Small-time actor Clark Gregg has his directorial debut in the film and his sophomore writing credit for adapting the novel for the screen. He's on the right path, but his film doesn't plant its feet anywhere. The main character, Victor Mancini (Sam Rockwell), is a crazed sex addict, an insecure jerk, a scam artist and a man with a deep love for his mother (Anjelica Huston), but rarely do we compute that he is all these things at once. His life is a whirlwind of the bizarre that is rarely unified except in the sense that we pity the guy in every aspect.

It would be one thing for Victor to be a sex addict alone, a man to whom sex is a compulsion, where addict meetings are sometimes places to go to pick up girls. No films have taken us into the head of someone like that. It would also be something for him to be a scam artist just trying to pay the bills for his mother with Alzheimer's. But he's all of these things and so we never get to truly enter his mind. We get glimpses into all aspects, but we never see fully-developed moments. Just when we think we're learning more about his tormented past always on the run with his mother or the root of his sex addiction, we're ripped away and thrust into another scene.

Still, the film makes us crave that deeper knowledge, and that is commendable in its own right. Rockwell, who has always been underrated despite strong performances in the past in films like "Confessions of a Dangerous Mind" and "Matchstick Men," gives Victor the complexity he needs in that you can tell he's lost somewhere inside, even if you don't fully understand it. Huston is also compelling as a troubled woman with dementia whose past was really no better than her present.

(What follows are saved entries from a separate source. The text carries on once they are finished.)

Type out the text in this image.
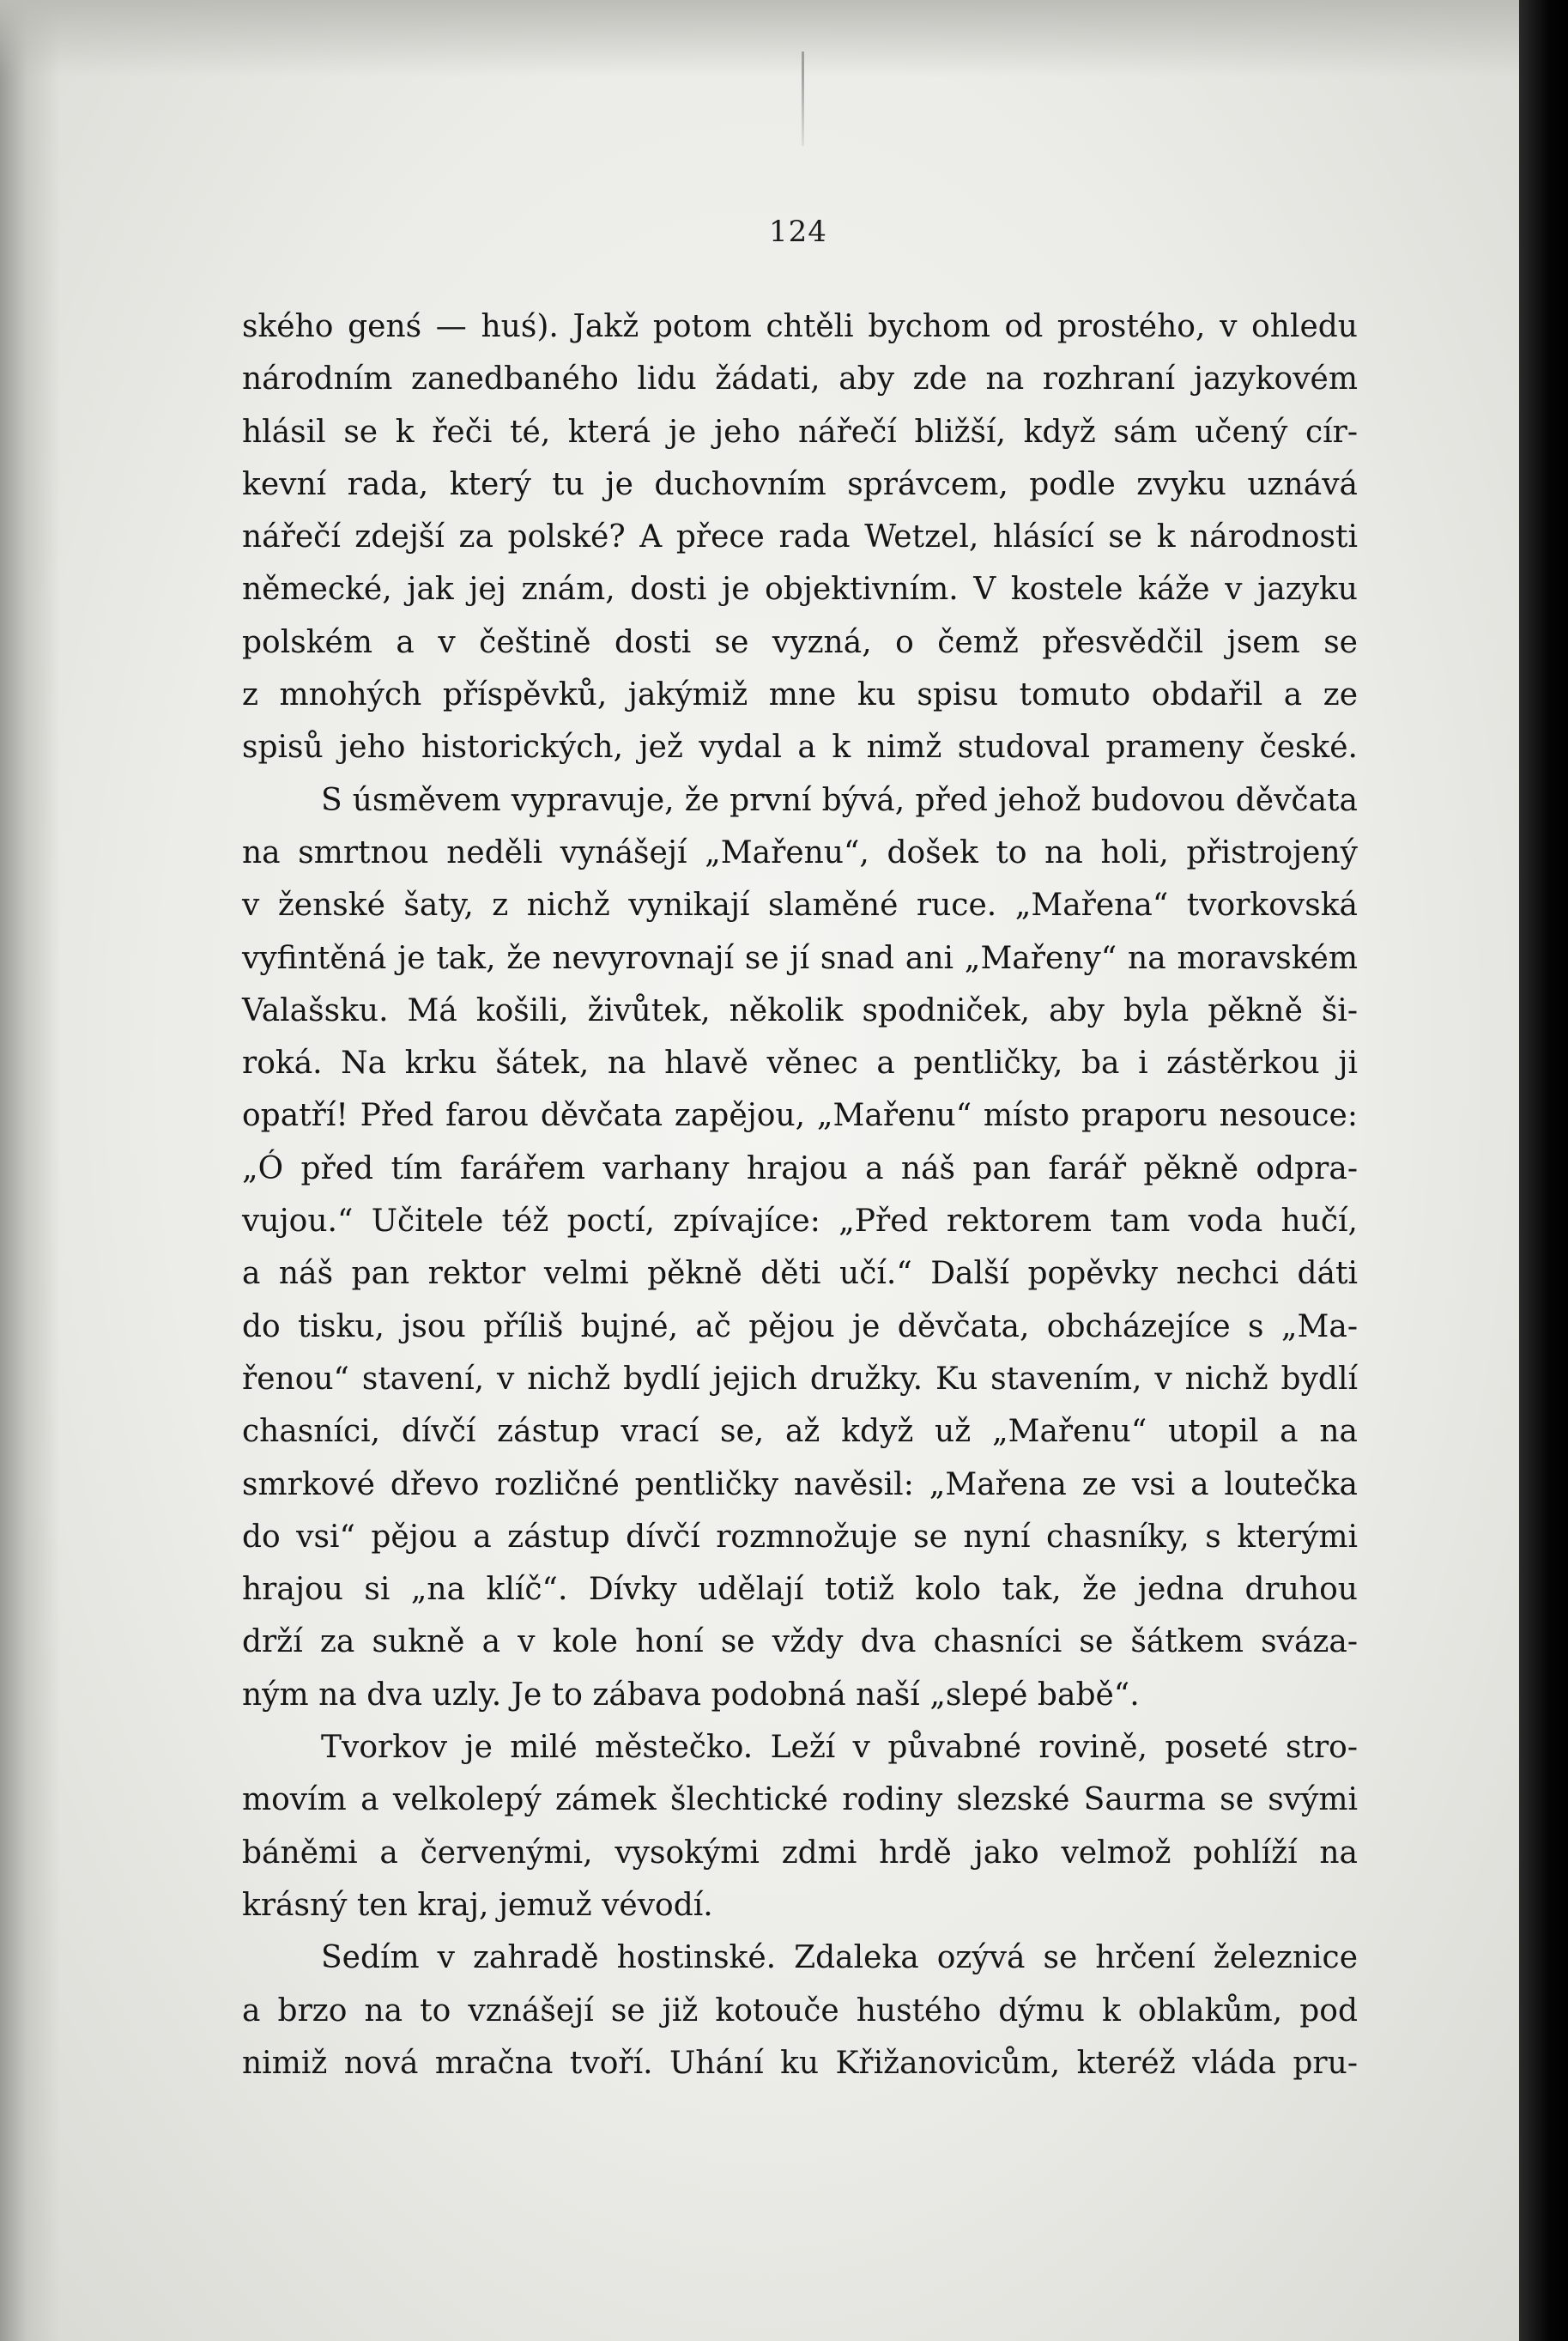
124
ského genś — huś). Jakž potom chtěli bychom od prostého, v ohledu
národním zanedbaného lidu žádati, aby zde na rozhraní jazykovém
hlásil se k řeči té, která je jeho nářečí bližší, když sám učený cír-
kevní rada, který tu je duchovním správcem, podle zvyku uznává
nářečí zdejší za polské? A přece rada Wetzel, hlásící se k národnosti
německé, jak jej znám, dosti je objektivním. V kostele káže v jazyku
polském a v češtině dosti se vyzná, o čemž přesvědčil jsem se
z mnohých příspěvků, jakýmiž mne ku spisu tomuto obdařil a ze
spisů jeho historických, jež vydal a k nimž studoval prameny české.
S úsměvem vypravuje, že první bývá, před jehož budovou děvčata
na smrtnou neděli vynášejí „Mařenu“, došek to na holi, přistrojený
v ženské šaty, z nichž vynikají slaměné ruce. „Mařena“ tvorkovská
vyfintěná je tak, že nevyrovnají se jí snad ani „Mařeny“ na moravském
Valašsku. Má košili, živůtek, několik spodniček, aby byla pěkně ši-
roká. Na krku šátek, na hlavě věnec a pentličky, ba i zástěrkou ji
opatří! Před farou děvčata zapějou, „Mařenu“ místo praporu nesouce:
„Ó před tím farářem varhany hrajou a náš pan farář pěkně odpra-
vujou.“ Učitele též poctí, zpívajíce: „Před rektorem tam voda hučí,
a náš pan rektor velmi pěkně děti učí.“ Další popěvky nechci dáti
do tisku, jsou příliš bujné, ač pějou je děvčata, obcházejíce s „Ma-
řenou“ stavení, v nichž bydlí jejich družky. Ku stavením, v nichž bydlí
chasníci, dívčí zástup vrací se, až když už „Mařenu“ utopil a na
smrkové dřevo rozličné pentličky navěsil: „Mařena ze vsi a loutečka
do vsi“ pějou a zástup dívčí rozmnožuje se nyní chasníky, s kterými
hrajou si „na klíč“. Dívky udělají totiž kolo tak, že jedna druhou
drží za sukně a v kole honí se vždy dva chasníci se šátkem sváza-
ným na dva uzly. Je to zábava podobná naší „slepé babě“.
Tvorkov je milé městečko. Leží v půvabné rovině, poseté stro-
movím a velkolepý zámek šlechtické rodiny slezské Saurma se svými
báněmi a červenými, vysokými zdmi hrdě jako velmož pohlíží na
krásný ten kraj, jemuž vévodí.
Sedím v zahradě hostinské. Zdaleka ozývá se hrčení železnice
a brzo na to vznášejí se již kotouče hustého dýmu k oblakům, pod
nimiž nová mračna tvoří. Uhání ku Křižanovicům, kteréž vláda pru-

"Choke" is also funny. Although non-traditional as far as comedies go, it provides a twisted sense of humor unlike anything you've probably seen. Gregg does good work here too. Despite the scenes being cut short, his quick flashes of women's breasts (pun there whether intended or not) as Victor passes and mentally undresses them set the deranged tone for the film as do the many clever ending shots of the scenes. They're creative and interesting, but they don't resonate and even confuse.